Lama menikmati kesenyapan, aku pun bangkit dari tempat tidur menuju meja. Lalu, memencet beberapa tombol. Segera tampilan berubah, menampakkan posisi mereka. Setelahnya, membersihkan diri adalah yang terbaik. Efek relaksasi air sangat segar, membawa pikiran terbang melayang. Ah, iya, setan itu tempatnya di kamar mandi, mungkin karena itu pikiranku sering melayang ketika di dalam sana.

Jam sepuluh aku kembali ke hadapan benda berlayar dua puluh inci itu, mulai memastikan posisi mereka. Ternyata yang bergerak adalah perempuan terakhir. Perempuan yang paling pendiam ketika pertemuan dengan jeans dan kemeja panjangnya.

44 jam berlalu, akhirnya posisi mereka berada pada satu tempat. Ini saatnya. Aku bergegas mengumpulkan barang yang harus kubawa pergi. Flashdisk adalah yang terpenting. Setelah yakin semua rapi, langkah terkayuh keluar dari ruangan yang enam bulan menjadi tempat bernaungku.

Menggunakan sepatu trainers, celana ngatung (cropped pants) abu-abu dengan kaus senada, tidak lupa kacamata bertengger di wajah, aku yakin ini adalah tampilan cocok untuk menghadiri pertemuan yang amat ditunggu.

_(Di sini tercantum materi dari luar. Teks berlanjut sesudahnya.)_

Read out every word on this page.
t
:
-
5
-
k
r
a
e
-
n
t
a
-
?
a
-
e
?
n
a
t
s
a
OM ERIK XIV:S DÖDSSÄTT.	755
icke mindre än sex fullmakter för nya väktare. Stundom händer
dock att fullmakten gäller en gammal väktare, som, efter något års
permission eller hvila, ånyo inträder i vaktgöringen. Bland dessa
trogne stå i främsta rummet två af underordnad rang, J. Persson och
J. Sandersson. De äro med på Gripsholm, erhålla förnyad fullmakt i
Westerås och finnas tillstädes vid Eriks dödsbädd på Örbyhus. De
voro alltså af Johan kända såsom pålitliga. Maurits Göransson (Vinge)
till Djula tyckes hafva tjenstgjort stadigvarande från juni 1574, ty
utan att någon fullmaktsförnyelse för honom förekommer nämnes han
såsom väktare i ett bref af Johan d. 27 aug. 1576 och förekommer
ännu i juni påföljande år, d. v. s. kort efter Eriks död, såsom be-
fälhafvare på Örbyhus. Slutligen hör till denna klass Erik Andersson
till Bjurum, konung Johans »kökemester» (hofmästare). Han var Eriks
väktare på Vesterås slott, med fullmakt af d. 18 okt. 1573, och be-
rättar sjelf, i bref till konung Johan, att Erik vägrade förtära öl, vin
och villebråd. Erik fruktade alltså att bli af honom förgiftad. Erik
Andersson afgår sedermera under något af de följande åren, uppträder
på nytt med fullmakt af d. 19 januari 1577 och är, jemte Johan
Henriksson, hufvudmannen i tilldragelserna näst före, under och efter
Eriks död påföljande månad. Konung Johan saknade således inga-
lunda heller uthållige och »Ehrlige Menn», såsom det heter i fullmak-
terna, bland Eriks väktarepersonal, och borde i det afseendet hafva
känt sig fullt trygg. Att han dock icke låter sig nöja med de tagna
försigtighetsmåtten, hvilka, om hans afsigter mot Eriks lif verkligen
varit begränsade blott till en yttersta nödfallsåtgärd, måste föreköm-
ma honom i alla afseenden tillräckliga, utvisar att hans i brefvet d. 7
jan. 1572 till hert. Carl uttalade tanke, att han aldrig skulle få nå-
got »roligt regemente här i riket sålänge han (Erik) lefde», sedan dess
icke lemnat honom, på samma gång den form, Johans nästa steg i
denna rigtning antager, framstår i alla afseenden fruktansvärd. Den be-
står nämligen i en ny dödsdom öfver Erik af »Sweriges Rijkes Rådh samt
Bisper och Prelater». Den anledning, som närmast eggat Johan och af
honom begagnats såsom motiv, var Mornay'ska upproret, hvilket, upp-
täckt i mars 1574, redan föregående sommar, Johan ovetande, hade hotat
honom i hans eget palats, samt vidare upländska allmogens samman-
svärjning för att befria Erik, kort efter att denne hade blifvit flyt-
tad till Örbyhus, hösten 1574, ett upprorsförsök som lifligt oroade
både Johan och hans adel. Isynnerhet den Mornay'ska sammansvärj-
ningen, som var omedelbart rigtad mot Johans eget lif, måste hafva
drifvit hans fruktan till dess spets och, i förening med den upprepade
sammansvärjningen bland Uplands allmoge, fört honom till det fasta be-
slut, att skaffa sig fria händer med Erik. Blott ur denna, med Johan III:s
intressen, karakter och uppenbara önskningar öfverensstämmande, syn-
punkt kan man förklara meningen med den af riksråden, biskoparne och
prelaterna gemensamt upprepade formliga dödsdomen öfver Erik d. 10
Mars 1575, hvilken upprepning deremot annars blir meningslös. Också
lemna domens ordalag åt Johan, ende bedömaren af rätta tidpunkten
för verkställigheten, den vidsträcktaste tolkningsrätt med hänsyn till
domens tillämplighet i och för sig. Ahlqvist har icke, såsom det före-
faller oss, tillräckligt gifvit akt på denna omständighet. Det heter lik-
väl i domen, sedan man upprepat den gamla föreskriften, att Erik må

Beberapa menit menunggu akhirnya bapak ojek online datang juga. Sebenarnya tidak keren, tampilan sudah bagus begini malah harus menggunakan ojek online. Si Tua Bangka itu harus bertanggung jawab.

35 menit, akhirnya aku sampai ke bangunan dengan logo tiga bintang pada puncaknya. Beberapa orang menyapa dengan gaya khasnya, mengangkat tangan menempelkan pada alis mata, lalu, “Hormat, Dan!” yang kubalas dengan gerakan yang sama.

“Sudah berapa kali aku bilang pendingin ruangan adalah hal wajib yang harus ada dalam kamarku.”

“Sebelum masuk ruangan ketuk pintu dulu, beri salam. Ke mana etikamu?”

“Hilang mengalir bersama keringat. Pokoknya aku tidak mau bertugas kalau tidak ada pendingin ruangan.”

“Aku atasanmu.” Lelaki dengan ikat rambut yang tidak pernah lepas dari kepalanya itu memandang tajam padaku.

“Aku berbicara sebagai keponakan.”

“Benar-benar ….”

Dia bangkit mengangkat tangan untuk menjitak. Refleks sebagai sasaran aku menghindar. Justru tanganku balik menyerang dengan mengambil dompet dari balik celana Paman.

“Wiih … duit, aku ambil semua, ya!”

“Hei, Begundal! Kemarikan dompetku!” ucapnya dengan emosi yang sudah tak mampu ditahannya.

Aku melempar dompet ke arahnya. Lalu segera berlari ke pintu dengan semringah. Tepat ketika pintu tertutup rapat dia berteriak, “Begundal, kembalikan ATM-ku.”

“Tidak mau, aku harus menghabiskannya sebagai bayaran ruanganku yang tidak ber-AC.”

“Kau tidak tahu password-nya?” teriaknya lagi.

“Itu hal yang mudah!”

Senandung siulan mengiringi langkahku menuju ruangan tempat kawanan itu ditahan alias kakak-kakakku. Rompi orange sudah membungkus kaus-kausnya. Seketika tatapan tajam ganal-ganal menusuk diriku.

“Situasinya tidak chaos ketika penangkapan, kan?” Semua orang terkesiap  kecuali Ara yang masih dengan lipstik merahnya.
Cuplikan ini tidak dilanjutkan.